在第四种可能的实现方式中,如果所述第一报文所请求的内存地址没有被所述第二节点控制器占用,所述方法还包括:
当所述第一报文为来自第三节点控制器接口的数据或状态请求报文时,则向第一处理器接口发送所述请求报文,用以使所述第一处理器记录所述请求的信息。
第二方面,本发明实施例提供了一种基于节点控制器的请求响应方法,所述方法包括:
第一节点控制器接收第二节点控制器接口发送的侦听报文;所述侦听报文的目的节点号DNID为第一处理器;
获取处理器在位信息;所述处理器在位信息包括所在当前节点上的处理器是否存在的信息;
如果所述第一处理器不存在,则生成无效响应报文发送给第二节点控制器接口;其中,所述无效响应报文的DNID为所述第一报文的源节点号SNID;所述无效响应报文的SNID为所述第一报文的DNID。
在第一种可能的实现方式中,所述方法还包括:
如果所述第一处理器存在,则发送所述侦听报文到所述第一处理器接口。
在第二种可能的实现方式中,所述方法还包括:
当所述第一处理器被移除时,在所述处理器在位信息中更新所述第一处理器的记录信息,将所述第一处理器的记录信息更新为不存在。

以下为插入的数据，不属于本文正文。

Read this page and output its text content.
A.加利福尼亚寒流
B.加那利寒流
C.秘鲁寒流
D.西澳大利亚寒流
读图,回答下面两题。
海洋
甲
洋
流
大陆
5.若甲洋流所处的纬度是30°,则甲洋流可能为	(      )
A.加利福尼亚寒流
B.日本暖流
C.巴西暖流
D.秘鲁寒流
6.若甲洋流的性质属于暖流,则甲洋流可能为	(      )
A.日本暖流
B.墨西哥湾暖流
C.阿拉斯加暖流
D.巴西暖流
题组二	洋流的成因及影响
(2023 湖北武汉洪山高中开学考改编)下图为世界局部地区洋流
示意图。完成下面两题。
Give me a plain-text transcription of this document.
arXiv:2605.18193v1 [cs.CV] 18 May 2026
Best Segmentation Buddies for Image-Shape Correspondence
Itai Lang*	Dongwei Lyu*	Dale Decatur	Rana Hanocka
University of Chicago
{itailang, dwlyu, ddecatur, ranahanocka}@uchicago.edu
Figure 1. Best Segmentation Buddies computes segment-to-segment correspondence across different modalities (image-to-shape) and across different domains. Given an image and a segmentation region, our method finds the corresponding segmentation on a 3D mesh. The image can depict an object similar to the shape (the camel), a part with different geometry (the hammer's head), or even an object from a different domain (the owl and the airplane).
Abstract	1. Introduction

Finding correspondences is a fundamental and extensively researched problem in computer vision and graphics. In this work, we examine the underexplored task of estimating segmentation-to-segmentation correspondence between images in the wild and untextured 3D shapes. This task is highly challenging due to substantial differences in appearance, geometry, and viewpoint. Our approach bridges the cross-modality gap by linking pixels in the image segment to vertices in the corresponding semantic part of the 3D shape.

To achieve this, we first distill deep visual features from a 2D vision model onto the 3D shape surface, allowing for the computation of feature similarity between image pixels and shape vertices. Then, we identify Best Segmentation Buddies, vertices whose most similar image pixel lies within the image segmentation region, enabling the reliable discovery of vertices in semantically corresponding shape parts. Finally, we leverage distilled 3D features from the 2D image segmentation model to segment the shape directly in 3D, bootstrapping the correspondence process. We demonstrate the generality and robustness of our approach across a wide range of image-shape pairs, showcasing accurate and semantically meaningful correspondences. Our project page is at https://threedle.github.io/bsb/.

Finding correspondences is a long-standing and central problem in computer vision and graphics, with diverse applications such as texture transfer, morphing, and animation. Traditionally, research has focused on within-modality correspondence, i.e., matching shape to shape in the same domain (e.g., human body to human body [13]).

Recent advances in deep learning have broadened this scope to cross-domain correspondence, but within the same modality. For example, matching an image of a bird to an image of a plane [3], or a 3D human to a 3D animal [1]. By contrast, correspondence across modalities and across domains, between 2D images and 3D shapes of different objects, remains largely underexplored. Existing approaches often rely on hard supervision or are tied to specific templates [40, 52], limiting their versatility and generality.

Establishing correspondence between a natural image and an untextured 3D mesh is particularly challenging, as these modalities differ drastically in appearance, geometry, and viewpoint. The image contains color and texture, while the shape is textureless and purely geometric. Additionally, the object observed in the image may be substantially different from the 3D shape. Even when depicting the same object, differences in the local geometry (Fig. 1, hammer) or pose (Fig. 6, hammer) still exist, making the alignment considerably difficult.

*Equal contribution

第三方面,本发明实施例提供了一种请求响应装置,所述装置包括:
接收单元,用于接收第一报文,所述第一报文为来自CPU接口的侦听报文 或者来自其他节点控制器接口的数据或状态请求报文;
获取单元,用于获取信息目录,所述信息目录包括当前节点控制器的内存地址被其他节点控制器所占用的信息;
第一识别单元,用于在所述信息目录中查询所述第一报文所请求的内存地址是否被所述第二节点控制器占用;
第二识别单元,如果所述第一报文所请求的内存地址被所述第二节点控制器占用了,则所述第二识别单元查询节点在位信息,用以确定所述第二节点控制器是否存在;
处理单元,用于当确定所述第二节点控制器不存在时,生成无效响应报文并发送;其中,所述无效响应报文的目的节点号DNID为所述第一报文的源节点号SNID;所述无效响应报文的SNID为所述第一报文的DNID。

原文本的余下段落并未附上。